United Airlines gets smacked by social media

True story. Dave Carroll, lead singer for the country group ‘Sons of Maxwell’ watched in horror as United Airwaves baggage handlers tossed around and eventually broke his $3,500 Taylor guitar (Read the full story on the bands website). After nine months of run-around and an almost comic disregard for the consequence of their actions, United was no closer to taking responsibility for the damage. In frustration Dave promised the airline he would write three (not just one…) songs about the incident. This one is the first. It has already received over 200,000 views online. The song is sort of catchy.

How could the airline be so inept? Does United Airlines care now? Didn’t they know not to mess with musicians? They might have to use a private jet card program instead now.

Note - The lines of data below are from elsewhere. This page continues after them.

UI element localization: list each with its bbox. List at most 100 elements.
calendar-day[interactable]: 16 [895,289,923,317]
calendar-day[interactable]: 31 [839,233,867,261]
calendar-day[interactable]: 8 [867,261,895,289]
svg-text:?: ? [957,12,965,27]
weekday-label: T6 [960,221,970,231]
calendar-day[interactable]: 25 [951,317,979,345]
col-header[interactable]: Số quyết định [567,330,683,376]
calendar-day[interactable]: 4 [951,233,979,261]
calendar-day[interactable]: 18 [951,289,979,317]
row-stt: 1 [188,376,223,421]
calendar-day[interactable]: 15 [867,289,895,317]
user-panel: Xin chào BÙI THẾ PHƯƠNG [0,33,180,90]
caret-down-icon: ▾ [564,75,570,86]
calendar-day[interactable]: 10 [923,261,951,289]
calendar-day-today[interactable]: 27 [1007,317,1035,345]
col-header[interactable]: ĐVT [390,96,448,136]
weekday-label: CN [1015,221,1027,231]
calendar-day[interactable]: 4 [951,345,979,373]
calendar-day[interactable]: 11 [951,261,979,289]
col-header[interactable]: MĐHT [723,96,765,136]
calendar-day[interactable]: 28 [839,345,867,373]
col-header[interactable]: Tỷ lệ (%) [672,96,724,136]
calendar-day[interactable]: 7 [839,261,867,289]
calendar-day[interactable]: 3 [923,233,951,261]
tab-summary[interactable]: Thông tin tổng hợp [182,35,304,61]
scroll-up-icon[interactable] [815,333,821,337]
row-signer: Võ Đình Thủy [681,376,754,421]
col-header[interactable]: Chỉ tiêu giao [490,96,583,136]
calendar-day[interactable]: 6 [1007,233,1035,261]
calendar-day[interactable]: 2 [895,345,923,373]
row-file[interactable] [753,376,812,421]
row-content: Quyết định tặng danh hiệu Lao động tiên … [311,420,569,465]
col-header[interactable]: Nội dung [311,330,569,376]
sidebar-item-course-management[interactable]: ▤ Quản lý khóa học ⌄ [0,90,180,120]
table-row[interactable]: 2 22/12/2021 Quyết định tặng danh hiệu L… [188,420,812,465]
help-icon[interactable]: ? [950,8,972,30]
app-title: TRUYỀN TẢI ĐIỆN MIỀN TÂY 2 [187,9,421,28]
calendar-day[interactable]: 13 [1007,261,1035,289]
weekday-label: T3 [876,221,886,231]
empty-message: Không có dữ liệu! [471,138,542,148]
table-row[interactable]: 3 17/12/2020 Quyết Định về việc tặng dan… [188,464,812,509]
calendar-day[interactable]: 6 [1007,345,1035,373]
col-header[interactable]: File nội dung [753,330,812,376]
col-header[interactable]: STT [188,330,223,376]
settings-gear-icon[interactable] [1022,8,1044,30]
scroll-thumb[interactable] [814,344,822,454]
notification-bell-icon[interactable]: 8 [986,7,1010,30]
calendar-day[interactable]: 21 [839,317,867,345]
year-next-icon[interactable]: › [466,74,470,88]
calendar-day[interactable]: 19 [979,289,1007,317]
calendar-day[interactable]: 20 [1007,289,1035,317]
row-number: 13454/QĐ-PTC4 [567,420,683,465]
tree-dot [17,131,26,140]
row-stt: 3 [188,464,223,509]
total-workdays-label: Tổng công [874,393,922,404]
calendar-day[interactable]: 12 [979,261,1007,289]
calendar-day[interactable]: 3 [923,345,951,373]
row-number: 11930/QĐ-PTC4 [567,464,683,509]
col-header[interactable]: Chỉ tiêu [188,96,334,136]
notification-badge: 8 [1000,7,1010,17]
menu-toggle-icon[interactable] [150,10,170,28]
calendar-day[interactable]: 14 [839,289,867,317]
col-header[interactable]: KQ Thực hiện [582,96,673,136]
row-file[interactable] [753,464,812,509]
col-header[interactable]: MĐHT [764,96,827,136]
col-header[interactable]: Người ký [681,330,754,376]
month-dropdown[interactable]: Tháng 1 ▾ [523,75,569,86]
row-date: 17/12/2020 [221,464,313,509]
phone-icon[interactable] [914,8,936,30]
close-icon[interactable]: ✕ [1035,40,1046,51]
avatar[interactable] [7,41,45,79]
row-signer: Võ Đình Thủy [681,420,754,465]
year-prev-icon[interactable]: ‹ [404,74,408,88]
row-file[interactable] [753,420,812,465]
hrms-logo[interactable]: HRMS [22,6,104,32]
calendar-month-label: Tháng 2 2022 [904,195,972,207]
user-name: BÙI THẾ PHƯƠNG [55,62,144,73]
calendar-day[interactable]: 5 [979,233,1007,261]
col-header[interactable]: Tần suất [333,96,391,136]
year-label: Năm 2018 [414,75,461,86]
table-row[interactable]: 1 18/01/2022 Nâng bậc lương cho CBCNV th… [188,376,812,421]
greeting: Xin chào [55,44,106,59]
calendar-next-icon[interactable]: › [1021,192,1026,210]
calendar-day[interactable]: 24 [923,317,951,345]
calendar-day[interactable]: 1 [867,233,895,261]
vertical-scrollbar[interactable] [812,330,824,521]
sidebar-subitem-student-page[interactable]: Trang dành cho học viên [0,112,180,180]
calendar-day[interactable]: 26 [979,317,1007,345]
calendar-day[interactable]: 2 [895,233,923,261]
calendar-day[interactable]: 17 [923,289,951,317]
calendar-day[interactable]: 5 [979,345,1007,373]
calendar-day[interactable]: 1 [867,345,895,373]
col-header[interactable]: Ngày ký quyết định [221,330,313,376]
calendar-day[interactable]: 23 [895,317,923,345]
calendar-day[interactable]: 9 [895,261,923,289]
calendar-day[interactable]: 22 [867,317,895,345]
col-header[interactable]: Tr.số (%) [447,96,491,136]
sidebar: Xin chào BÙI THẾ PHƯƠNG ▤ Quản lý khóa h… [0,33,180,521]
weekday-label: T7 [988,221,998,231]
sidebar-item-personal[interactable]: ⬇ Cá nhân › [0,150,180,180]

Video sharing, social networks and the ability to easily spread your message far and wide are all important factors causing (most) companies to reconsider how they deal with their customers. Up until very recently you had to commit a pretty heinous act against a customer for anyone to take notice. Now anyone with a computer, a video camera and a grievance can cause your company a considerable amount of pain.

Spending millions on generic positioning ads won’t amount to much if you choose to ignore your customers and if you choose to ignore social media.

3 Responses

  1. unbelievably, the number of views has passed 2.5 million. I did a post this morning. UA’s response was so limited (one might say non-existent). I took particular note of your observation: “Spending millions on generic positioning ads won’t amount to much if you choose to ignore your customers and if you choose to ignore social media.” Case in point; check out the numbers for UA’s YouTube Channel. The videos are mostly repurposed and the small numbers demonstrate how powerful Dave Carroll’s video was.

    Channel Views: 84,791
    Most viewed video: 86,415 views
    Most discussed video: 122 comments

    1. Dan, I imagine this video struck a ‘resonant chord’ with many people. It’s astounding and how disconnected some companies are with the effect of social media on their brand. The one great thing to come out of this is that the Sons of Maxwell have picked up a boat load of positive PR out of the experience. Good for them.

      We are still in the early days of social media and it’s impact on brands – like when you first notice the tide is inexplicably going out… just before the tsunami.